Convergence Rates for Stochastic Proximal and Projection Estimators
Diego Morales, Pedro Pérez-Aros, Emilio Vilches
TL;DR
This work provides non-asymptotic, dimension-explicit convergence rates for stochastic barycentric estimators that approximate proximal mappings and metric projections via Gaussian perturbations and Laplace-type weighting. It proves a sharp \mathcal{O}(\sqrt{\delta}) bias in the nonsmooth, ρ-weakly convex setting, and, under C^2 smoothness with globally Lipschitz Hessian, an improved \mathcal{O}(\delta) bias with explicit constants, underscoring the role of curvature. For projections, it yields a quantitative bound ||p_\delta(x)-proj_C(x)|| ≤ \sqrt{n\delta} for convex C, and establishes boundary-sensitive refinements giving an O(δ) expansion when ∂C has a local C^{2,1} chart. The results are sharp and provide practical guidance on choosing the smoothing parameter δ and understanding dimension- and geometry-dependent behavior in black-box proximal/projection estimation.
Abstract
In this paper, we establish explicit, non-asymptotic convergence rates for the stochastic smooth approximations of infimal convolutions introduced and developed in \cite{MR4581306,MR4923371}. In particular, we quantify the convergence of the associated barycentric estimators toward proximal mappings and metric projections.
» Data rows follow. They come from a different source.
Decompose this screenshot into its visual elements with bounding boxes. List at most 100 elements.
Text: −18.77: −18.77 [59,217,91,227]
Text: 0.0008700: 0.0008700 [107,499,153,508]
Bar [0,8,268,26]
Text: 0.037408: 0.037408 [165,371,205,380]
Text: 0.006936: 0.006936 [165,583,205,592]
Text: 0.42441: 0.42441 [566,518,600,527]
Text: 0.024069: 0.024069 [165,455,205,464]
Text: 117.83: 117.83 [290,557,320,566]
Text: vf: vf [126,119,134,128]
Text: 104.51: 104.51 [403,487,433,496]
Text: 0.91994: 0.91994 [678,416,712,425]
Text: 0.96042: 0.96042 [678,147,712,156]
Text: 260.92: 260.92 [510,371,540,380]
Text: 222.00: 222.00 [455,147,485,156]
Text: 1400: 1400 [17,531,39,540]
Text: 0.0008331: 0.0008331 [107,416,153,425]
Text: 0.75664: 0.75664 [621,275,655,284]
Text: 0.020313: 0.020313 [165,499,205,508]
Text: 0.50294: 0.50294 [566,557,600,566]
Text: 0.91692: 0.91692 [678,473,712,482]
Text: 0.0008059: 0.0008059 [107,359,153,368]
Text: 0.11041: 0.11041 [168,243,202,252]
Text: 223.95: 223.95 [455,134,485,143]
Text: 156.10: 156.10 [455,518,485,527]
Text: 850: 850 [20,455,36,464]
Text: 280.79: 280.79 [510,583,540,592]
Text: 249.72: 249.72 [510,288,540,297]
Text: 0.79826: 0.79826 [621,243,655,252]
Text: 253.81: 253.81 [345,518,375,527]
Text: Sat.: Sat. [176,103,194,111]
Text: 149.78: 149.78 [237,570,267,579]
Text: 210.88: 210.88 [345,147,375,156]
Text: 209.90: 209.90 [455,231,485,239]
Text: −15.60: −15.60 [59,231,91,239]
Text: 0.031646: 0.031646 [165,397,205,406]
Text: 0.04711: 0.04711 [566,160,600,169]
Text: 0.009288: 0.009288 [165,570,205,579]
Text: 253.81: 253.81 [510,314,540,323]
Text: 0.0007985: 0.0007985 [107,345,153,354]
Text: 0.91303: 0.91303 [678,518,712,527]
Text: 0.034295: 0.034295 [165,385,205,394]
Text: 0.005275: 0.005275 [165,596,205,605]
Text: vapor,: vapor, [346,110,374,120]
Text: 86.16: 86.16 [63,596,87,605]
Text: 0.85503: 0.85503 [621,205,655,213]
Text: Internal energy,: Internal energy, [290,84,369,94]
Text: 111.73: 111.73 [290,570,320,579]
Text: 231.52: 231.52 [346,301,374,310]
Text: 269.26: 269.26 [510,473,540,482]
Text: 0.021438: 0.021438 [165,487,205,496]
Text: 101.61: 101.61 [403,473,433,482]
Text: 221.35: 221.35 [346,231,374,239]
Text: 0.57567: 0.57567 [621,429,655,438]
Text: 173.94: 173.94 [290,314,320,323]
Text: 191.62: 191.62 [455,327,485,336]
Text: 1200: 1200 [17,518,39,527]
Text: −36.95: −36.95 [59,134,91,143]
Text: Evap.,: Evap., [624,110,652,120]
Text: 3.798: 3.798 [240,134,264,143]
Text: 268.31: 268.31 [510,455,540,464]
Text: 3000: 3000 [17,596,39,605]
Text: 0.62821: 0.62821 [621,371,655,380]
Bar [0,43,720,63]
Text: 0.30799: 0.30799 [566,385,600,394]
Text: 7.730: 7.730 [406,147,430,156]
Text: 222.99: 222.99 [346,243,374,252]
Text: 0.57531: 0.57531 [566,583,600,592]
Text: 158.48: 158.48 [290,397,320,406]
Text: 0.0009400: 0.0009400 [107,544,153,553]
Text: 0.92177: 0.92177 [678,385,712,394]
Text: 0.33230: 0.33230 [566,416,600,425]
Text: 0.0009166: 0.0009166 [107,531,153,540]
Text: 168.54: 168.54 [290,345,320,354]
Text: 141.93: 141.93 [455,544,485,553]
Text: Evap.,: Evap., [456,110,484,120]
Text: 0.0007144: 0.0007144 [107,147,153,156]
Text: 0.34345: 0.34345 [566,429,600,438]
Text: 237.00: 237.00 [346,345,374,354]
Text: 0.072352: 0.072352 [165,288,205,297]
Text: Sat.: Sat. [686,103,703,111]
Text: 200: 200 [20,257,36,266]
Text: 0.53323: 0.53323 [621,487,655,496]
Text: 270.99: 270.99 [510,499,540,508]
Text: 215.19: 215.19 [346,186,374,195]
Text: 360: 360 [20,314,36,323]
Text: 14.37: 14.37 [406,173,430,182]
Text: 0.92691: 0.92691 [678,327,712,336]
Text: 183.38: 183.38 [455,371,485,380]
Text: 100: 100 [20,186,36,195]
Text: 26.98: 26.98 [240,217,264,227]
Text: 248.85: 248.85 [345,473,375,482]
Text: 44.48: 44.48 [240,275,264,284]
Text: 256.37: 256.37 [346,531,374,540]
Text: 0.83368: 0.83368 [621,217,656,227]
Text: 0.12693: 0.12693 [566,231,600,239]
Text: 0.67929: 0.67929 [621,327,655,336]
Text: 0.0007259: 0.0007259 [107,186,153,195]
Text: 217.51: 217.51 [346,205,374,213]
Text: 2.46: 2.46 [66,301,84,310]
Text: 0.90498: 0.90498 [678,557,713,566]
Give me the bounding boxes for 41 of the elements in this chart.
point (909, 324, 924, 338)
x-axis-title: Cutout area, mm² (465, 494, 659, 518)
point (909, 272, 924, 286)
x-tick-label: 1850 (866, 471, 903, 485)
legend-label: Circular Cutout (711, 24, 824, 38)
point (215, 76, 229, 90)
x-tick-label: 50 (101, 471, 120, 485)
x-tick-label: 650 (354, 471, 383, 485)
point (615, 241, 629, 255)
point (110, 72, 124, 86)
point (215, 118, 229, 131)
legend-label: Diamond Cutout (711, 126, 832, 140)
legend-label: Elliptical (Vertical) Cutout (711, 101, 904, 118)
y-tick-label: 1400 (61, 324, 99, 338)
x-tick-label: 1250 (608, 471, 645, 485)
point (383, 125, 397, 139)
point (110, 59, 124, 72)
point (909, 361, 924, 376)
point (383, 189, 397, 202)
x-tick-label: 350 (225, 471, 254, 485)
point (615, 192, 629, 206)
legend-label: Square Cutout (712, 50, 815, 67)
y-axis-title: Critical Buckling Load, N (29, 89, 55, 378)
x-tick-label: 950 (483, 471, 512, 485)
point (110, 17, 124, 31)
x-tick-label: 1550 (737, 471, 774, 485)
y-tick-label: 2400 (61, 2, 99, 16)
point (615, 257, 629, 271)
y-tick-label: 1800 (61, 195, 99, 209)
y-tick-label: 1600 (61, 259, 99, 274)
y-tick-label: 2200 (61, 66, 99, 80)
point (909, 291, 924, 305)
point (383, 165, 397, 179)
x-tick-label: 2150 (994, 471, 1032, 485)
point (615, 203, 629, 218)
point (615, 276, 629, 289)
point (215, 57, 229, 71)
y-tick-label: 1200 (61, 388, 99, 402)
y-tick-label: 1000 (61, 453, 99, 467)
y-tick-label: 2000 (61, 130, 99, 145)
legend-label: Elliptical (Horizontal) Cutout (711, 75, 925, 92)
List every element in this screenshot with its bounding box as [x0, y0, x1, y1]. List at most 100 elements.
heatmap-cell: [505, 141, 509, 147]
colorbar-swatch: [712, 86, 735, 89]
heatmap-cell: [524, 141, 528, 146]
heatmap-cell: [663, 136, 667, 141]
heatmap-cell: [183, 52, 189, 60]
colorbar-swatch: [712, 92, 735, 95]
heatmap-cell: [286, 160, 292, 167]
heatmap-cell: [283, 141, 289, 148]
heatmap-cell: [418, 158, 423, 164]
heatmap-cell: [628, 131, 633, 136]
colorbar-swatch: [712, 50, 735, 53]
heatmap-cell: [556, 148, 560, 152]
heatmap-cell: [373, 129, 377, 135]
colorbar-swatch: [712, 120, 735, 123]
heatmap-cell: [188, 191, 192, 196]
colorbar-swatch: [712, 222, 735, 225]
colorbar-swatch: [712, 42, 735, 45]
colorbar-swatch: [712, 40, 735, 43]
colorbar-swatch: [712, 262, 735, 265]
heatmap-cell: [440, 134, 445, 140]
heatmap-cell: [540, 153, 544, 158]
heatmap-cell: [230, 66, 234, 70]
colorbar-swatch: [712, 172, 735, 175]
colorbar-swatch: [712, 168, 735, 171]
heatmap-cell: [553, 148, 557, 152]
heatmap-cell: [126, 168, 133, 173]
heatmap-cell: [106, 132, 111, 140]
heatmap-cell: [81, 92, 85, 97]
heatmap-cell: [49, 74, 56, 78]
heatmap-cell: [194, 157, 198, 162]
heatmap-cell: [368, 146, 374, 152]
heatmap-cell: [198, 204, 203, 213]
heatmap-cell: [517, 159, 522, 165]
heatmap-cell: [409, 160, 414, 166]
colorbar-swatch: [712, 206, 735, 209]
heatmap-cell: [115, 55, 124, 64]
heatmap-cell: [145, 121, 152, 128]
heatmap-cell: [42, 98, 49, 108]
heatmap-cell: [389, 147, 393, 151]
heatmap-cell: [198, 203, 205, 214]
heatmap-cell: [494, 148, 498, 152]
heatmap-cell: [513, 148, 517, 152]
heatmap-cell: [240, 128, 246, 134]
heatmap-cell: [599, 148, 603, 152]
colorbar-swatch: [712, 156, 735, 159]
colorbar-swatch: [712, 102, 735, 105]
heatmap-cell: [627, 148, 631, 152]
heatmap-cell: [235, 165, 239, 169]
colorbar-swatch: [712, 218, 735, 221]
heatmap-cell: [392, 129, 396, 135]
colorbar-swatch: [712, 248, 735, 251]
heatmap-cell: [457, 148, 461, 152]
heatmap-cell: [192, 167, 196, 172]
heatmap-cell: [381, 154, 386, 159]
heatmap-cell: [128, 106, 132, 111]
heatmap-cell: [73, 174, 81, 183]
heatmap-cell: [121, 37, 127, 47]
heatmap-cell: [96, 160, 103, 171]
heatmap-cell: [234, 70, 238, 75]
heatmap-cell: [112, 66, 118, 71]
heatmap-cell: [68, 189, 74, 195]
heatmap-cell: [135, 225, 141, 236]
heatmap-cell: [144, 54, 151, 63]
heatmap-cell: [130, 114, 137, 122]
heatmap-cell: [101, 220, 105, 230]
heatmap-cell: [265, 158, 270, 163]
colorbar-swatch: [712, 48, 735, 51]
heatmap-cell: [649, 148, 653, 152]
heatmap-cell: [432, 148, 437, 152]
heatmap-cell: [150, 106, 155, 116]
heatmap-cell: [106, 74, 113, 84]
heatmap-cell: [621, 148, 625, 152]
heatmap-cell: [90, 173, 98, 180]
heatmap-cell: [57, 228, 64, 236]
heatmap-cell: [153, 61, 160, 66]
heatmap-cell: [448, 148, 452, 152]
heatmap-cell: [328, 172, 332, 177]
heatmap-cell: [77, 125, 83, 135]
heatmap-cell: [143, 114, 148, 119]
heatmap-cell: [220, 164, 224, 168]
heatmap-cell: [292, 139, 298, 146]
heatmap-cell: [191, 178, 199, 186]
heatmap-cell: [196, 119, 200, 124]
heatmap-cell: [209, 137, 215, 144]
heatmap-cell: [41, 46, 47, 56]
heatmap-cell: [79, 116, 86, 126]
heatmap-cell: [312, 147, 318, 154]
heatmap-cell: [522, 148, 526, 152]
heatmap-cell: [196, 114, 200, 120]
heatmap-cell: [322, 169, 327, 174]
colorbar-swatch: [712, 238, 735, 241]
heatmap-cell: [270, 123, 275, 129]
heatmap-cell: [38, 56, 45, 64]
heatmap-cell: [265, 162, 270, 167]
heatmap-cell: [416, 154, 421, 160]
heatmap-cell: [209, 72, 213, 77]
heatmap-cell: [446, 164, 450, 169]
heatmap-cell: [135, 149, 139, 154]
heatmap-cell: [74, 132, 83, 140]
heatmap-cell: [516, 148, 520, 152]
We prove a dimension-explicit $\sqrtδ$ bound in the $ρ$-weakly convex (possibly nonsmooth) setting and show, by examples, that this order is sharp. Under additional regularity, namely $C^{2}$ smoothness with globally Lipschitz Hessian, we derive an improved linear $O(δ)$ rate with explicit constants, and we obtain refined projection estimates for convex sets with local $C^{2,1}$ boundary.